Com tudo o que nos anda a ser prometido, temos de nos preparar para a combinação de três cenários. Um é as promessas não estarem ou não virem a ser cumpridas, outro é a degradação de serviços públicos menos expostos ao mediatismo. como já aconteceu, e em terceiro lugar um novo colapso financeiro do Estado. Porque não vai haver dinheiro para o país de almoços grátis que se está a prometer.

Trazemos uma carga de dívida pública já muito elevada que a pandemia, e bem, impediu que se controlasse melhor. E as perspectivas de crescimento mais robusto pura e simplesmente não existem. Assim que for corrigido o efeito da pandemia, o que se espera é o regresso dos crescimentos pouco superiores a 2%, sem que se veja o efeito a longo prazo do plano de recuperação ou do novo quadro comunitário de apoio.

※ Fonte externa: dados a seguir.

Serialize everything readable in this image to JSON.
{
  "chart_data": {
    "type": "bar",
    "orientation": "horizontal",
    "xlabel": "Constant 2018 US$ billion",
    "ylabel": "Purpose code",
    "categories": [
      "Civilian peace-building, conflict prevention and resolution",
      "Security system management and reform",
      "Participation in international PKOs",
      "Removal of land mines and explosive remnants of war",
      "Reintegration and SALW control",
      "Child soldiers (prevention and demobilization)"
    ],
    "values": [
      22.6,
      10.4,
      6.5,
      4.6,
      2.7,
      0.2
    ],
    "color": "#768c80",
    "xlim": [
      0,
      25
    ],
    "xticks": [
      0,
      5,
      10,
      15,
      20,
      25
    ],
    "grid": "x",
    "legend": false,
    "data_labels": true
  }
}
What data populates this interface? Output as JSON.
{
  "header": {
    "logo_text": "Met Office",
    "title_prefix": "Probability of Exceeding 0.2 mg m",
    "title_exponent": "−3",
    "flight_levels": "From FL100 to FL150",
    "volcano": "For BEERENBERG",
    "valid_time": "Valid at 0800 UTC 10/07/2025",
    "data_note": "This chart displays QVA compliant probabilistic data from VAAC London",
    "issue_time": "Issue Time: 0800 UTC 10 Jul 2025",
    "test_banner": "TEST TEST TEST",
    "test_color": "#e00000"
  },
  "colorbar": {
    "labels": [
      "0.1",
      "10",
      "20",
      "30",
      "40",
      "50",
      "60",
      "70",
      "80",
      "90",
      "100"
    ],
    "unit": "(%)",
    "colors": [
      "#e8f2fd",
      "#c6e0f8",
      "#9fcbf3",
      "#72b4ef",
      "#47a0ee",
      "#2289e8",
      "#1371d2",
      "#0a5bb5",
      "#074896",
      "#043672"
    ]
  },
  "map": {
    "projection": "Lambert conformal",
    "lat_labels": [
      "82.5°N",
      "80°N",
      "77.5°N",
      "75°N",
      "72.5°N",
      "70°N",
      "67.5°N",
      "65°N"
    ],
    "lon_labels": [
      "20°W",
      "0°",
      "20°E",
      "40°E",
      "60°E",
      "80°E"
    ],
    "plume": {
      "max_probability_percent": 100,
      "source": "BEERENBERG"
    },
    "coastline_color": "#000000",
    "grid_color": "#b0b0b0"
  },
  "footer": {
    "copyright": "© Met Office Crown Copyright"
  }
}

Entrámos, como sempre, nesta altura de pré-discussão do Orçamento do Estado, na fase do “bacalhau a pataco”, agravado este ano pela aproximação das eleições autárquicas. No discurso do Primeiro-Ministro no Congresso do PS ouvimos uma lista de promessas, todas elas com custos orçamentais acrescidos, sem que nos tenhamos apercebido de medidas que possam promover o crescimento sem ser pelo consumo ou que promovam a eficiência, designadamente da administração pública. Dos partidos que apoiam o Governo, PCP e Bloco de Esquerda, a atitude é a mesma, estando aliás o PS a prometer para que o Orçamento seja viabilizado.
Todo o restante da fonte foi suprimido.